La publication de larges extraits du Stockmeyer est rendu nécessaire par le fait que ce texte pourtant fondamental de la pédagogie Steiner-Waldorf est très peu connu alors que ce devrait être un droit des parents qui souhaitent mettre ou qui ont mis leurs enfants dans une école Steiner-Waldorf d’y avoir accès pour que leur choix puisse être éclairé. Il est également nécessaire d’en publier de longs passages en raison de fait que les représentants des écoles Steiner-Waldorf accusent facilement et à tort, y compris par le biais de procédures judiciaires ou lors de celles-ci, de decontextualiser ou de déformer les citations que nous faisons des écrits de Rudolf Steiner : de larges extraits montreront clairement toute la pensée de Steiner et tout le contexte dans laquelle certaines de ses affirmations plus que problématiques se déploient.

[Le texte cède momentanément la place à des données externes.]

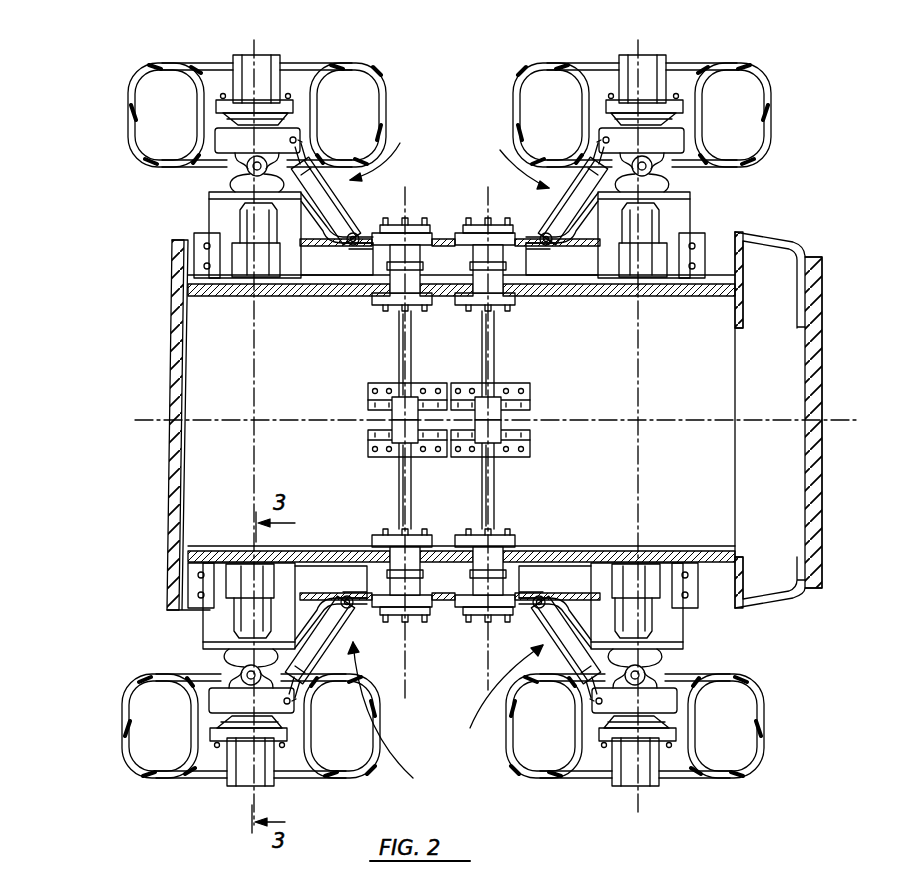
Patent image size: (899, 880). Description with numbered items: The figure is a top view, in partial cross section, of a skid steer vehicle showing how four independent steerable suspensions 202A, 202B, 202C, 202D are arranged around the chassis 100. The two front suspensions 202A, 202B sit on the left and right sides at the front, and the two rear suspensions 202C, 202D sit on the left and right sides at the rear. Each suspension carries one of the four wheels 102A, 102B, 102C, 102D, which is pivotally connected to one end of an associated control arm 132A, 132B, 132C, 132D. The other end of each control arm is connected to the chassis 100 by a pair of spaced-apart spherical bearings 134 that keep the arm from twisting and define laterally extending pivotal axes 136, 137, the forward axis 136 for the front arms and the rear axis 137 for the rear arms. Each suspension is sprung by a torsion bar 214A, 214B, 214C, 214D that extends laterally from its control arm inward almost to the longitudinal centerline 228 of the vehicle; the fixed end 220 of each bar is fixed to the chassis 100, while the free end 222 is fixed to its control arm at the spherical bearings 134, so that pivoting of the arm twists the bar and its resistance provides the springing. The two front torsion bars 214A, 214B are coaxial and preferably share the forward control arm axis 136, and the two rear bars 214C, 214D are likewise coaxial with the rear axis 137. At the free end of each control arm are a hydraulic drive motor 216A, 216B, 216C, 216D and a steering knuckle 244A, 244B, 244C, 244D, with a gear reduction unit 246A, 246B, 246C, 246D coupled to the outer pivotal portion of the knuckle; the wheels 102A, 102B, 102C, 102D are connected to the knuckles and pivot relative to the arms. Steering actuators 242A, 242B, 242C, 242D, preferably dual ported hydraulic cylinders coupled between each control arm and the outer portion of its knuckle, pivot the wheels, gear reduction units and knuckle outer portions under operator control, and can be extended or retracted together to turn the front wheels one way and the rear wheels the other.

The chassis 100 is at (708, 396).
The front wheel 102A is at (124, 706).
The front wheel 102B is at (382, 72).
The rear wheel 102C is at (768, 722).
The rear wheel 102D is at (765, 80).
The control arm 132A is at (205, 627).
The control arm 132B is at (205, 214).
The control arm 132C is at (685, 627).
The control arm 132D is at (690, 215).
The spherical bearings 134 is at (477, 224).
The pivotal axis 136 is at (405, 672).
The pivotal axis 137 is at (483, 664).
The independent suspension 202A is at (408, 715).
The independent suspension 202B is at (398, 142).
The independent suspension 202C is at (487, 703).
The independent suspension 202D is at (500, 150).
The torsion bar 214A is at (399, 480).
The torsion bar 214B is at (398, 365).
The torsion bar 214C is at (497, 475).
The torsion bar 214D is at (496, 358).
The hydraulic drive motor 216A is at (240, 580).
The hydraulic drive motor 216B is at (270, 265).
The hydraulic drive motor 216C is at (648, 580).
The hydraulic drive motor 216D is at (650, 267).
The fixed end 220 is at (482, 397).
The free end 222 is at (466, 300).
The longitudinal centerline 228 is at (152, 420).
The steering actuator 242A is at (340, 595).
The steering actuator 242B is at (362, 226).
The steering actuator 242C is at (578, 598).
The steering actuator 242D is at (560, 205).
The steering knuckle 244A is at (230, 665).
The steering knuckle 244B is at (232, 178).
The steering knuckle 244C is at (668, 663).
The steering knuckle 244D is at (690, 178).
The gear reduction unit 246A is at (243, 782).
The gear reduction unit 246B is at (270, 62).
The gear reduction unit 246C is at (660, 782).
The gear reduction unit 246D is at (665, 55).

Nos écrits ne visent nullement à porter tort à qui que ce soit, ni aux personnes qui appartiennent au mouvement anthroposophique, ni aux professeurs qui enseignent dans les écoles Steiner-Waldorf, ni aux enfants et aux parents d’élèves de celles-ci. Ils visent faire toute la lumière sur des pratiques pédagogiques dont les fondements sont méconnus car cachés au grand public et dont les effets nous semblent relever de la dérive sectaire.

Les écoles Steiner-Waldorf et leurs représentants disposent de larges moyens de communication pour vanter les mérites de leurs pratiques ou pour contester leurs détracteurs, voire même pour les calomnier et les diffamer quand elles sont à cours d’arguments, comme c’est le cas actuellement pour moi, et comme ce fut le cas pour d’autres personnes dans le monde. Ce phénomène n’est pas nouveau et ne fait que révéler la nature de ceux qui ont recours à ces méthodes honteuses. Dans l’intérêt du public, nous entendons néanmoins faire-valoir notre droit à émettre notre opinion et à la liberté d’expression.